The nearest the gathering had to a representative of the Scottish Government was David Green, chair of the Instrumental Music Implementation Group, which reported almost a year ago with recommendations for music tuition in Scotland.
Successive Holyrood administrations have been very keen on the idea of making the learning of an instrument one of the rights of a Scottish child. Labour's Jack McConnell had it as a stated aim and the SNP have reiterated the goal, hence the establishment of Green's committee. But those fine words have seen few root vegetables basted, and the actual availability of music tuition to young people continues to be reduced by cuts in local authority budgets.

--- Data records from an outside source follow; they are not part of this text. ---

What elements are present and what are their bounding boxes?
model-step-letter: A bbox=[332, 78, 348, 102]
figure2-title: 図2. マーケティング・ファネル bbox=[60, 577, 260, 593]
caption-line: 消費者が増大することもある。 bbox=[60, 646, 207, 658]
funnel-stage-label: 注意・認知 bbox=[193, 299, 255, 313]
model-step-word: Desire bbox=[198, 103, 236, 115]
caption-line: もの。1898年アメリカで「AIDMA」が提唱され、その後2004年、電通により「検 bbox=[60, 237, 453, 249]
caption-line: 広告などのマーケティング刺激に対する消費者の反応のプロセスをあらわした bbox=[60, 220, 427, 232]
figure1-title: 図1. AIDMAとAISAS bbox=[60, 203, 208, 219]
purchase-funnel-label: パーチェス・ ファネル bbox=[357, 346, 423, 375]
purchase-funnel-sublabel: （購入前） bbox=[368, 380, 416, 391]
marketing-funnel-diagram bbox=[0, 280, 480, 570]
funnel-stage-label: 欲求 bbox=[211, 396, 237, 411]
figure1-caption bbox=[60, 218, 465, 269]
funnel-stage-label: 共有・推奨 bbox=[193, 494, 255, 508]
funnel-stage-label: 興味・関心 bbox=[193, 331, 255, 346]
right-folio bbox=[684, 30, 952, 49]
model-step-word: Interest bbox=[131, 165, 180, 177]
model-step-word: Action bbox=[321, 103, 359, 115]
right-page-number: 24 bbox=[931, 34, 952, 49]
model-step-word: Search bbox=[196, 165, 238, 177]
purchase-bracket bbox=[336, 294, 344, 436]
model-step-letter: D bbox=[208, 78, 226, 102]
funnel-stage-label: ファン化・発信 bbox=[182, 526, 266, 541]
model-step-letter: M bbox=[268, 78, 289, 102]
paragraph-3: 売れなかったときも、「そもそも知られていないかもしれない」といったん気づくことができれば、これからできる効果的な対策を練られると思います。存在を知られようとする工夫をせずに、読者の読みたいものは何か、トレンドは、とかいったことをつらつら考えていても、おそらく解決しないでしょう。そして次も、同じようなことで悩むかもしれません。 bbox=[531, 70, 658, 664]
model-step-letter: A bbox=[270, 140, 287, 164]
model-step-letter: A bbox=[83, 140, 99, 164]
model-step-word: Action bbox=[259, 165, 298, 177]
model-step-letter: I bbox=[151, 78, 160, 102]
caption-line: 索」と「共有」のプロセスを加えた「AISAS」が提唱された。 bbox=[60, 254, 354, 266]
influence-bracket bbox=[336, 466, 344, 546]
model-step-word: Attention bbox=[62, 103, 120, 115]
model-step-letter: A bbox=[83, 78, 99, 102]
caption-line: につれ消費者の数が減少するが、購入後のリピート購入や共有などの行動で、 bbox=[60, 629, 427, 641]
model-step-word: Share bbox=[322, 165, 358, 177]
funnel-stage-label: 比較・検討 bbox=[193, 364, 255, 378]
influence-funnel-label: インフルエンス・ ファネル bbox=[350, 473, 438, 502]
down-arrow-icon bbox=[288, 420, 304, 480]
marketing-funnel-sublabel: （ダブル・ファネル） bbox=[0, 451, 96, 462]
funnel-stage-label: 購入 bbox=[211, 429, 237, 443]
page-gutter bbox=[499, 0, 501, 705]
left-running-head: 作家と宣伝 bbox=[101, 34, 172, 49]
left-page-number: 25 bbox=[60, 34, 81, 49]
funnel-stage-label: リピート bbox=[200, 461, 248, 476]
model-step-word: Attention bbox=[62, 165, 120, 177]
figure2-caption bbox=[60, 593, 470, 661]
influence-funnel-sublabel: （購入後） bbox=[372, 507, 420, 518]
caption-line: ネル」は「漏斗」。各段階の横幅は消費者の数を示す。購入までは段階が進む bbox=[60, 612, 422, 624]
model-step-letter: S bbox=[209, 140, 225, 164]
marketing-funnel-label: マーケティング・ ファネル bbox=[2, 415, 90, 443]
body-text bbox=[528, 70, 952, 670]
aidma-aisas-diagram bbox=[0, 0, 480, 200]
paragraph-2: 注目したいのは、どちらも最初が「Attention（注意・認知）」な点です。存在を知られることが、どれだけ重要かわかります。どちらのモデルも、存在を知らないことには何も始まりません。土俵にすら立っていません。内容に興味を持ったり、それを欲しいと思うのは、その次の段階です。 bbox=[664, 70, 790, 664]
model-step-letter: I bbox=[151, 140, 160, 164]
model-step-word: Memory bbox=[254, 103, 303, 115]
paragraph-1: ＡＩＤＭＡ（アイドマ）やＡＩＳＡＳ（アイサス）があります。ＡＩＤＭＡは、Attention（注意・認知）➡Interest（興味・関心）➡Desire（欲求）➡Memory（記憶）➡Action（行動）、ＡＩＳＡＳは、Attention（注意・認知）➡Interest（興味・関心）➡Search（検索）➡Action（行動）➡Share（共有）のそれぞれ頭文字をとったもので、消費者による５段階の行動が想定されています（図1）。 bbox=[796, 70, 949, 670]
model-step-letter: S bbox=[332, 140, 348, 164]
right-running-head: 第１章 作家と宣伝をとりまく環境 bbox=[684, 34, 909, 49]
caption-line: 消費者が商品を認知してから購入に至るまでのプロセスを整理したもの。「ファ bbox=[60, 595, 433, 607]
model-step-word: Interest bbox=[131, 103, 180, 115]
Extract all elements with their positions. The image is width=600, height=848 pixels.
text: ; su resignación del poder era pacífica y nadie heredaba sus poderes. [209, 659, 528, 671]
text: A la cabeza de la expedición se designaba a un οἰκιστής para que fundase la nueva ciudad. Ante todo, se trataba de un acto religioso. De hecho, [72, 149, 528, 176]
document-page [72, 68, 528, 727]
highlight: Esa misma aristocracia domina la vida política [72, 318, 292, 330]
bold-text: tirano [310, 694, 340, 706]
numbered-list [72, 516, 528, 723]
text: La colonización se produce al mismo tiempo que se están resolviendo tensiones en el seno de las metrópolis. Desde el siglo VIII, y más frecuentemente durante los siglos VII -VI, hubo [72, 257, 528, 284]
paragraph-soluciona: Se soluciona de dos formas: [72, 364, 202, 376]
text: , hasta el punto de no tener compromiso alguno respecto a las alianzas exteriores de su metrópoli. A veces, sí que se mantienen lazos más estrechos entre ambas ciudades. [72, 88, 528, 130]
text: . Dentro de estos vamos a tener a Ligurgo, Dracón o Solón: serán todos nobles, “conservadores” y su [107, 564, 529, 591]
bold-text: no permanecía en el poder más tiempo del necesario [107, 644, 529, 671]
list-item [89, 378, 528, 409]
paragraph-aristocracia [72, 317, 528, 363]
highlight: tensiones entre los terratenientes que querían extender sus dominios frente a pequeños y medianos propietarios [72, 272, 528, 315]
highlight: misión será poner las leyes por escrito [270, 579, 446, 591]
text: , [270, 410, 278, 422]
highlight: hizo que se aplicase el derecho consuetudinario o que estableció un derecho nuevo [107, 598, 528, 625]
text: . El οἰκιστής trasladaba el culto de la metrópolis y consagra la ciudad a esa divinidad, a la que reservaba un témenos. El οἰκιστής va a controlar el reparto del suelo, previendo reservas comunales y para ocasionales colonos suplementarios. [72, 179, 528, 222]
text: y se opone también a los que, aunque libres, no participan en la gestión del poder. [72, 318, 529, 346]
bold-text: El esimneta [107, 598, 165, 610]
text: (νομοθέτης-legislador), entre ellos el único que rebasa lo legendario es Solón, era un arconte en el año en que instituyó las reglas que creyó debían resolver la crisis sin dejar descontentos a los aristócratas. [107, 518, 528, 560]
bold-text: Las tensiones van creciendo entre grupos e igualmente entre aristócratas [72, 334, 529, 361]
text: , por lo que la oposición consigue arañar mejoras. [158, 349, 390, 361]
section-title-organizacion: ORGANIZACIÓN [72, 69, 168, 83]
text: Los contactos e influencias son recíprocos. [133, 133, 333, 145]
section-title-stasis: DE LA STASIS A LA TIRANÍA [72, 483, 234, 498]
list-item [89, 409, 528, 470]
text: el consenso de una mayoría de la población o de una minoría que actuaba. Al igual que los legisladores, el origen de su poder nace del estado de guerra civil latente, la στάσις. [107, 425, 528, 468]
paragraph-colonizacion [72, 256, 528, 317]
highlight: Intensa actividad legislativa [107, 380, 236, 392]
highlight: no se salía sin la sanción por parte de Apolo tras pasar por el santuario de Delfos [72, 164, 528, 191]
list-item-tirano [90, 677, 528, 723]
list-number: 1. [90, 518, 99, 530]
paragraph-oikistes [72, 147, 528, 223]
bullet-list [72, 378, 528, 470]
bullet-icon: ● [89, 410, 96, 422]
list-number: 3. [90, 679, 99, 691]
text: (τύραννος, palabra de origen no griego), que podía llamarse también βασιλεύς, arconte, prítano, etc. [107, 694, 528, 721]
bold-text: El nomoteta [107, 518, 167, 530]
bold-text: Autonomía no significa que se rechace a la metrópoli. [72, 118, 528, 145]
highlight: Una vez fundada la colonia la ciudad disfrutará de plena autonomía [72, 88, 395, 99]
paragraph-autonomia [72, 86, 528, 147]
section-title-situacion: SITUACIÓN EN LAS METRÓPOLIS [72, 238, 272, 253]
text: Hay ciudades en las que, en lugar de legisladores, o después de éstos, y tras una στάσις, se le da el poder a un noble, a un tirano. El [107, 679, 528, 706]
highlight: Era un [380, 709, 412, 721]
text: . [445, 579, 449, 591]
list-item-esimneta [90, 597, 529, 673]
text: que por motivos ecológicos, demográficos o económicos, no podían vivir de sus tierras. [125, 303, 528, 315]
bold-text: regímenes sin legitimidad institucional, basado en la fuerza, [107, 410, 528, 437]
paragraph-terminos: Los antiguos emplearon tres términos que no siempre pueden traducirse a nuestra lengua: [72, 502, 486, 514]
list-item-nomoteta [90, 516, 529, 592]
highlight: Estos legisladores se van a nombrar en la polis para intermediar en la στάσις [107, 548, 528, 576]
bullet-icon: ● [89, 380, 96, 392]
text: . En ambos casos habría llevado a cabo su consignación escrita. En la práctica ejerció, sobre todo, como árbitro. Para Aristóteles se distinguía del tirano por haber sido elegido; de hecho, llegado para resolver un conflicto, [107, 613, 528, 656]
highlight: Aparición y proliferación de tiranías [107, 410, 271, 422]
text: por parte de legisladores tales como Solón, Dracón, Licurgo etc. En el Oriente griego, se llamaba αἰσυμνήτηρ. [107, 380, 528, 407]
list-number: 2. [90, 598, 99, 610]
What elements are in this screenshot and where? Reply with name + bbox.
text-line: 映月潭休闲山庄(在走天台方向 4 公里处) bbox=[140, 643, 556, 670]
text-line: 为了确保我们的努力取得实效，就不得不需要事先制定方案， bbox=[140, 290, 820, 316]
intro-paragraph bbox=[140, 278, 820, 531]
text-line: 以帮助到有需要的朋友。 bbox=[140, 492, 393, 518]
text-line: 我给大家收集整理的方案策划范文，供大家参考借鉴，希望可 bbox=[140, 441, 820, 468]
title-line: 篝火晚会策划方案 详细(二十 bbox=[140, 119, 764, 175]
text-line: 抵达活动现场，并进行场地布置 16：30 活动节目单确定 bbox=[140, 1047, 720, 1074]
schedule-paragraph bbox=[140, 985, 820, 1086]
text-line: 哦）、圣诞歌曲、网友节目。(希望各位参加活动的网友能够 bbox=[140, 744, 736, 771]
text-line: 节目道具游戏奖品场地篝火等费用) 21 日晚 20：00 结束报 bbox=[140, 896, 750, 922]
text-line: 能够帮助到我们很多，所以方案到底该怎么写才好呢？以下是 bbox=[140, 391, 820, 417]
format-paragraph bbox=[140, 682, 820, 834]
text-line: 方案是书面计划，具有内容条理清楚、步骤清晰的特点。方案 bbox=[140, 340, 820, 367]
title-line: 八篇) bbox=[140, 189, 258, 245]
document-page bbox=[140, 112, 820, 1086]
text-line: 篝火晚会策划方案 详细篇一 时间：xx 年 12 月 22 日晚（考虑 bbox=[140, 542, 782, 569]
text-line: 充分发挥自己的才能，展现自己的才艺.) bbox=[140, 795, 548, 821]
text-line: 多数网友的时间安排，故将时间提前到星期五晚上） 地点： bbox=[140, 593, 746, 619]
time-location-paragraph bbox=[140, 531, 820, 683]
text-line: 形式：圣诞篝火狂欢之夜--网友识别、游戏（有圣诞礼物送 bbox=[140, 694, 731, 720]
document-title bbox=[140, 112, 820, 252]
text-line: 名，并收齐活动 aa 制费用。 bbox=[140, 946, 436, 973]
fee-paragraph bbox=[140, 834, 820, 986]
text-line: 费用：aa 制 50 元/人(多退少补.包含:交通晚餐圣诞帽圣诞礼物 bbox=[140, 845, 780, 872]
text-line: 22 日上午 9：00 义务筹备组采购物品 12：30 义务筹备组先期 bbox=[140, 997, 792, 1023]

I am sure Mr Green wishes it were otherwise, but faced with the concerns of the delegates at Music Education Matters at the plenary session, he seemed like the man in charge of maintaining the fence around the long grass into which the problem had been kicked.
On the following day, music education took a rather different but equally enthusiastic and just as encouraging form just a mile or so up the road on Duke Street.
Showing their mastery of ear-catching language, the team behind the East End Social, a programme of music events animating the area of Glasgow which will shortly host the Commonwealth Games, had created the Duke Street Expo, which was, in microcosm, an indie music version of what the EMS clubs and societies do in every corner of Scotland for chamber music, year in, year out.
Shops, cafes and bars all along Duke Street hosted a day of short performances by musicians, mostly playing acoustically, and often giving little solo snapshots of what they do in company in some of the city's most successful bands, including Sarah Hayes from Admiral Fallow (pictured).
There were also bigger concerts, with proper PAs and drums and all that gubbins, in a couple of the churches just off the main thoroughfare. Here was "learning" in the fullest bilateral sense to which theatre companies aspire, with the musicians finding an entirely new audience and the people of the East End encountering talents that they may not otherwise have sought out.
And, of course, many of these young musicians were, I know, lucky enough to have had the attentions of an inspirational teacher, live illustration of the benefit of an ideal that the Scottish Government endorses but just can't get its act together to properly fund.